33. Business services and retail accounted for the highest number of startups in 2019.

(Guidant Financial)

In 2019, business services and retail were the two most popular industries. Each category made up 13% of the total number of small businesses starting up. Construction and contracting, residential and commercial services, and food and restaurant categories came in a closely after them and comprised 12%, 9%, and 9%, respectively, of the overall number of startups.

34. 55% of business owners start a new business because they want to be their own boss.

(Guidant Financial)

Most of us can relate to this. It should be noted that being your own boss might not be all it’s cracked up to be. You’re getting all the profit, but you’re also the one who has to deal with all the expenses and stress.

35. There were 543,000 new businesses started per month in 2018.


Wondering how many new businesses started in 2018? The answer is around six and a half million. The number of businesses that closed down was unfortunately higher than that, so the net total of all business actually dropped.

36. 53% of business owners cite the cost of health insurance as a significant concern for their business.

(Small Business Trends)

Business owners want to offer benefits in order to attract the very best staff. The problem, though, particularly in the States, is that health insurance works out very expensive.

37. 32% of business owners in 2017 relied on their business earnings for financing.

(The National Small Business Association)

This points to a good outlook for businesses. It shows that around a third of all businesses can function without outside financing.

38. 31% of businesses used credit card financing in 2017.

(The National Small Business Association)

Startup statistics like this one may be cause for concern. Credit card financing is generally easier to get and more convenient. It’s also an expensive way to fund business expenses. As a new business, the impact of the interest must be considered.

39. 31% of businesses say that they’re unable to expand due to capital constraints.

(The National Small Business Association)

Getting your business to turn a profit is one thing. Being able to afford to expand the business is quite another. Again, it’s wise to carefully consider the impact of expansion on profitability before jumping in too eagerly.

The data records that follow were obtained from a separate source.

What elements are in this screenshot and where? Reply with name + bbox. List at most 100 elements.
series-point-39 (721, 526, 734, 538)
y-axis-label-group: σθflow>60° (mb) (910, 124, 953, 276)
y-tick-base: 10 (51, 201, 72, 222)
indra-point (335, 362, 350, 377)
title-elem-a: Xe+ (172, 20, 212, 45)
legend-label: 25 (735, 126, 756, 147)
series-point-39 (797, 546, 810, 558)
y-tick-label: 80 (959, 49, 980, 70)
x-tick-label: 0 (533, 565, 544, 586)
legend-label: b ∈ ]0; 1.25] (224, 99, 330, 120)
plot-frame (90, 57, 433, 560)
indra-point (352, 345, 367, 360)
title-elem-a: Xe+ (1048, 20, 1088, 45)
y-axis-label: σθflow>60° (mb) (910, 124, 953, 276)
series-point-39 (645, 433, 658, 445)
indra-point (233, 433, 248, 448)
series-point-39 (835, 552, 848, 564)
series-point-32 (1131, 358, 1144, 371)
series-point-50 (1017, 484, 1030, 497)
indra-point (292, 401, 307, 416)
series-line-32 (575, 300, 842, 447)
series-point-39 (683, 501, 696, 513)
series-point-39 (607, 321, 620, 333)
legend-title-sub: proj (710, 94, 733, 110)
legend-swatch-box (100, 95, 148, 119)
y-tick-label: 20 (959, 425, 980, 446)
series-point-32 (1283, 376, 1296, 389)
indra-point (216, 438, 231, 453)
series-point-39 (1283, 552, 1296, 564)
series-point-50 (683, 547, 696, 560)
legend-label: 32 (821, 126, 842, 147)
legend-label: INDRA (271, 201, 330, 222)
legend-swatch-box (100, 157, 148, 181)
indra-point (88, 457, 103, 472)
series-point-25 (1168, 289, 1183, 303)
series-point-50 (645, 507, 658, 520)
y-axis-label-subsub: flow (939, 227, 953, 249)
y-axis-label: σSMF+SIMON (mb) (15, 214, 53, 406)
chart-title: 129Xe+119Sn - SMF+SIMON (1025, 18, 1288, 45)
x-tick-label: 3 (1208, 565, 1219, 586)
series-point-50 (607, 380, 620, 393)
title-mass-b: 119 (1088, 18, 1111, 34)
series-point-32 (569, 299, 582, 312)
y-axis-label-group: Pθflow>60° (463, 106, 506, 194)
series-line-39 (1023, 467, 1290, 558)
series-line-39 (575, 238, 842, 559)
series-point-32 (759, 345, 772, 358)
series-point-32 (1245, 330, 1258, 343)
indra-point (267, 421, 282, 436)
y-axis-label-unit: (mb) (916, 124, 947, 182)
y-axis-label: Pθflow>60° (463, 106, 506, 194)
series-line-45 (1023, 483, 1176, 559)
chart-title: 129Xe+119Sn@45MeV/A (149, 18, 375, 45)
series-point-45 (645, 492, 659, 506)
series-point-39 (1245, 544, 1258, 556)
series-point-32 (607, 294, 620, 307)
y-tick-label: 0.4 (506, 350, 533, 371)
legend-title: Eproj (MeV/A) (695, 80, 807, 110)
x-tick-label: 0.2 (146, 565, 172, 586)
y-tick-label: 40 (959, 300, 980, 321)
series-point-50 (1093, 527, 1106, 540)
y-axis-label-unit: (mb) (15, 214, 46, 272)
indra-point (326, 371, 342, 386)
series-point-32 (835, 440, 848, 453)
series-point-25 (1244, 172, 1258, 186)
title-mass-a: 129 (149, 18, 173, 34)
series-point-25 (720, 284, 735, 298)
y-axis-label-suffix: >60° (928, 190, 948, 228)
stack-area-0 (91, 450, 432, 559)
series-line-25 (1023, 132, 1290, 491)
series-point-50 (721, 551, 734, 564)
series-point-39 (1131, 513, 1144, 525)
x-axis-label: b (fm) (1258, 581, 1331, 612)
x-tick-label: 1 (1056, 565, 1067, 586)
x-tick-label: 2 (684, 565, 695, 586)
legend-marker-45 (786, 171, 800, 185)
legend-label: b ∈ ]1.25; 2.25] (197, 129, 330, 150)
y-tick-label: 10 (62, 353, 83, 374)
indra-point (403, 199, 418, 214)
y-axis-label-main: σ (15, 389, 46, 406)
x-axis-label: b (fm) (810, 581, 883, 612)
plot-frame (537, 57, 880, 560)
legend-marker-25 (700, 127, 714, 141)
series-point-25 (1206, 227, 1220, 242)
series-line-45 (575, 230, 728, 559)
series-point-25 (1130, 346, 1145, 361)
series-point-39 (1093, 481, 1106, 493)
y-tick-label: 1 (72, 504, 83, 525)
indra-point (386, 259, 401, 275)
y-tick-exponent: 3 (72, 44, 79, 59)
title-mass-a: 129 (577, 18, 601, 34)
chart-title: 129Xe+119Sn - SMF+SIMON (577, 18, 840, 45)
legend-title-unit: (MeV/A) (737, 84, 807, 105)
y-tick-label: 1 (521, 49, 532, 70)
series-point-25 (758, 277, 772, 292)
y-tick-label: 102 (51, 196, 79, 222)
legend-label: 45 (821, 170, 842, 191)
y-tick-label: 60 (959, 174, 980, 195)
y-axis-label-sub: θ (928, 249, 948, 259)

40. Impact-driven founders are the most successful.

(Entrepreneur, Embroker)

Studies of profitable startups have shown that having an impact-driven founder is essential and that only 2 in 5 startups are actually profitable. The commitment and passion that it takes to persevere and get the business up and running should never be underestimated. It’s going to mean a lot of work and tenacity to really make your business a success.

Final Notes

That’s a wrap. As you’ll no doubt have noticed, there are a lot of misconceptions out there when it comes to startups. When starting your own business, it’s always best to rely on the verified startup statistics rather than hearsay. While a lack of capital is a big deal for startups, it’s also essential to pay attention to the ways you cut costs, who you’ve chosen for your team, and how you’ve protected your intellectual property.